Türkiye İstatistik Kurumu (TÜİK) verilerine göre, geçtiğimiz ay tüketici fiyat endeksi (TÜFE) yüzde 4,75 oranında bir artış gösterdi ve yıllık enflasyon yüzde 61,53'e yükseldi. Bu durum, düşük ücretler, yüksek kira bedelleri ve artan gıda maliyetleri ile mücadele eden vatandaşlar için ciddi ekonomik zorluklara yol açtı.
Merkez Bankası Başkanı Fatih Karahan, 2024 yılı için enflasyon tahminini yüzde 44'e yükselttiklerini açıkladı ve 2025 ile 2026 tahminlerinin sırasıyla yüzde 21 ve yüzde 12 olacağını belirtti. Ekonomist Prof. Dr. Hayri Kozanoğlu, açıklanan enflasyon verilerine ilişkin değerlendirmelerde bulunarak, enflasyon beklentilerinin yukarı yönlü revize edilmek zorunda kaldığını vurguladı. Sıkı para politikasının orta ve uzun vadede yüksek faizlerin arz yani üretim üzerinde olumsuz etkiler yaratacağını belirten Kozanoğlu, faizlerin maliyet olarak devreye girmesiyle enflasyonun daha da artacağını ifade etti.
Kozanoğlu, yüksek faizlerin 2025 yılında keskin bir durgunluk ve işsizlik riski oluşturacağını belirterek, Merkez Bankası'nın enflasyon tahmininin gerçekçi görünmediğini dile getirdi. Ayrıca, taze sebze ve meyve fiyatlarındaki Ekim ayında yüzde 19,2'lik artış ile yıllık kira artışlarının yüzde 112,6 seviyelerine ulaşmasının, halk arasında en fazla şikayet edilen konular olduğunu söyledi.
Enflasyonun sürdürülebilir bir şekilde düşürülmesi için şirketlerin kar hırslarının denetlenmesi gerektiğine dikkat çeken Kozanoğlu, yüksek faizlerin devam etmesinin, 2025'te işsizliği ve durgunluğu derinleştirebileceğini belirtti.
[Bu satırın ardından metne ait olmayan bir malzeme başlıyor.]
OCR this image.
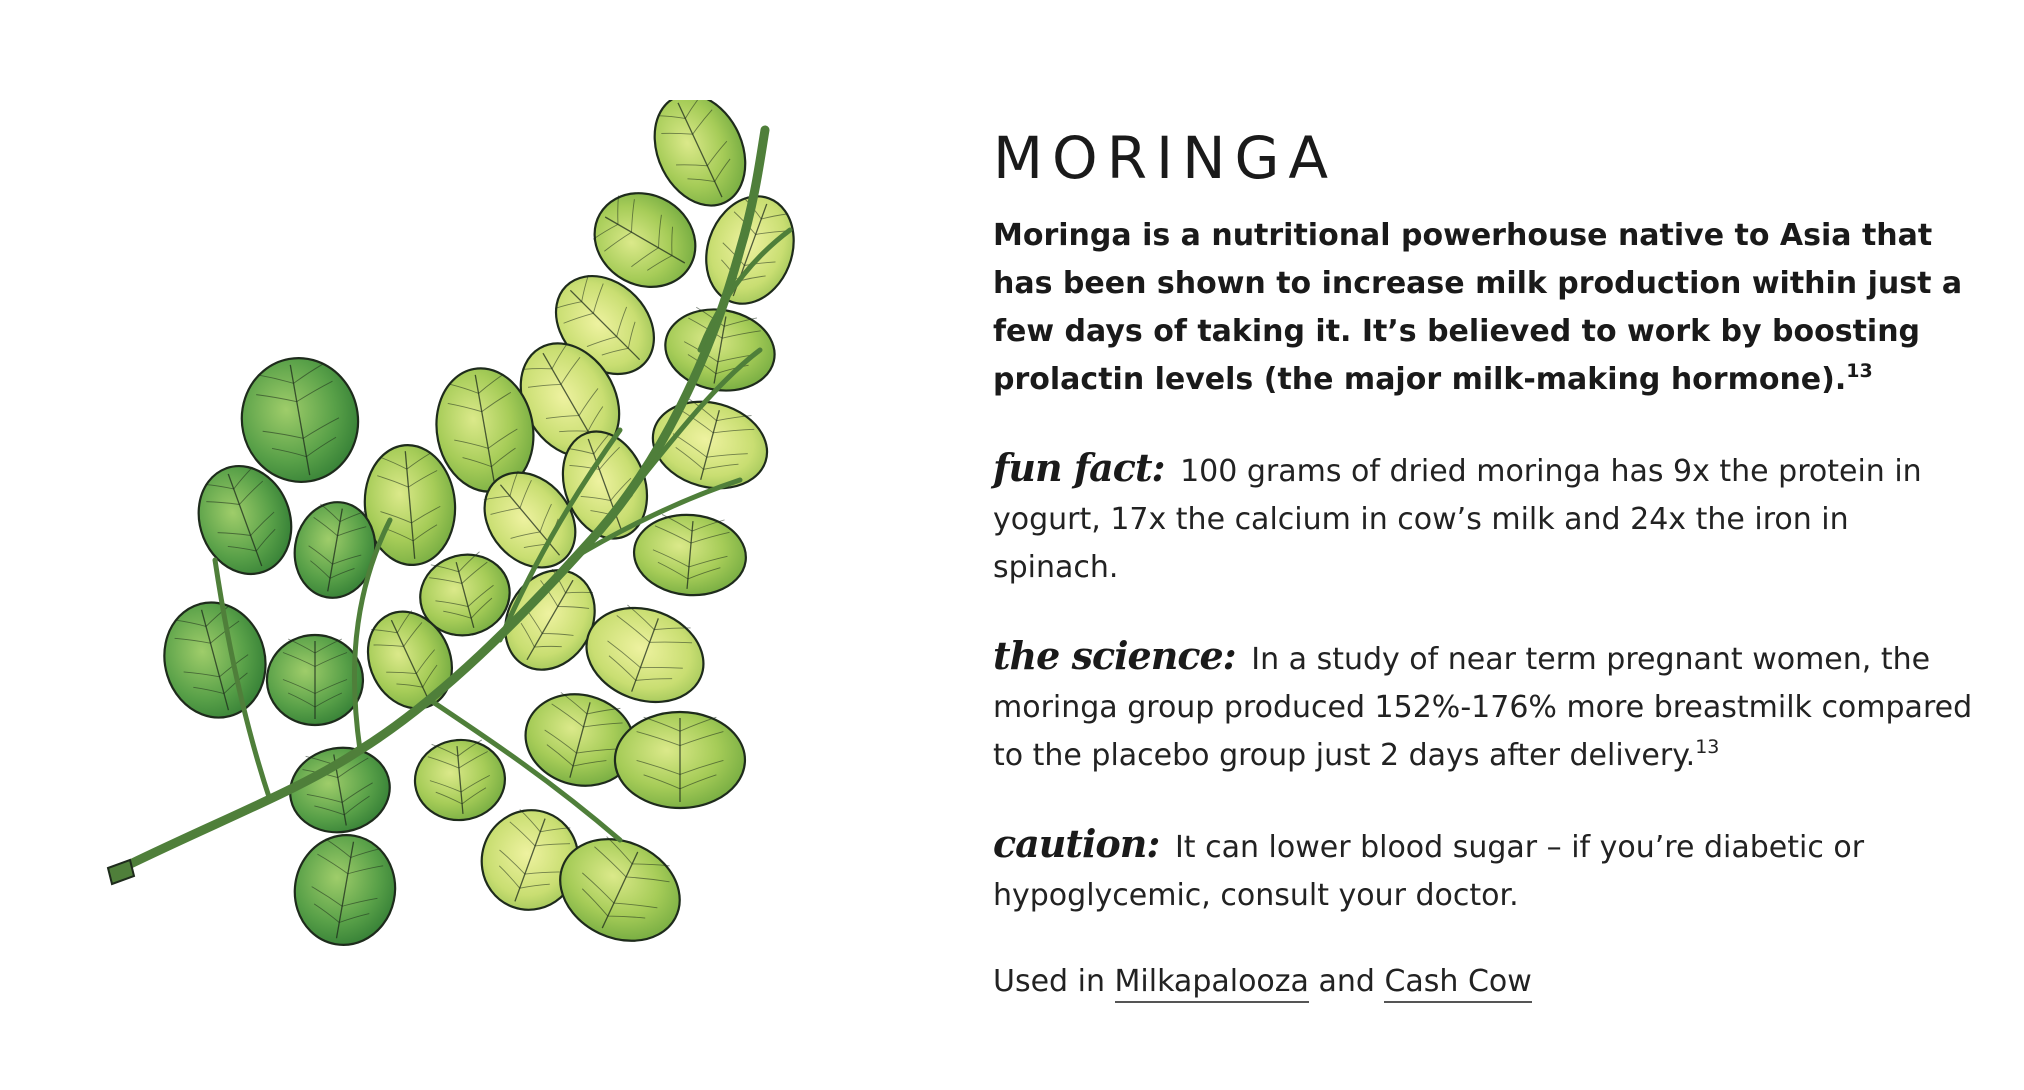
MORINGA

Moringa is a nutritional powerhouse native to Asia that has been shown to increase milk production within just a few days of taking it. It’s believed to work by boosting prolactin levels (the major milk-making hormone).$^{13}$

fun fact: 100 grams of dried moringa has 9x the protein in yogurt, 17x the calcium in cow’s milk and 24x the iron in spinach.

the science: In a study of near term pregnant women, the moringa group produced 152%-176% more breastmilk compared to the placebo group just 2 days after delivery.$^{13}$

caution: It can lower blood sugar – if you’re diabetic or hypoglycemic, consult your doctor.

Used in Milkapalooza and Cash Cow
Ayrıca, rezervlerdeki toparlanma ile TL'nin değer kazanmasının, ithalatın ve iç piyasaların düzenlenmesinde etkili olduğunu söyledi, ancak hizmetler enflasyonunda aynı düşüşün görülmediğine dikkat çekti.
Kozanoğlu, Türkiye’de vatandaşların üç ana harcama kalemine sıkıştığını, bunların gıda, konut ve ulaştırma maliyetleri olduğunu ifade etti. Bu durumun, enflasyon beklentilerini artırarak talebi yukarı çektiğini belirtti. Ayrıca, düşük gelirli grupların kredi kartları ve ihtiyaç kredilerine olan bağımlılığının arttığını, bu durumun ilerleyen dönemde ciddi borç ödeme sorunlarına yol açabileceğini söyledi. Borçlanma seviyelerinin arttığına dikkat çekerken, kredi kartı harcamalarında taksitsiz alışverişlerin artmasının önemli bir gösterge olduğunu ifade etti.
Son olarak, Kozanoğlu, Türkiye'deki vergi sisteminin gelir dağılımını bozma etkisi yarattığını ve düşük gelirli bireylerin yüksek vergi oranlarıyla karşı karşıya kaldığını belirtti. Bu durumun enflasyonun düşürülmesinde önemli bir engel teşkil ettiğini söyledi.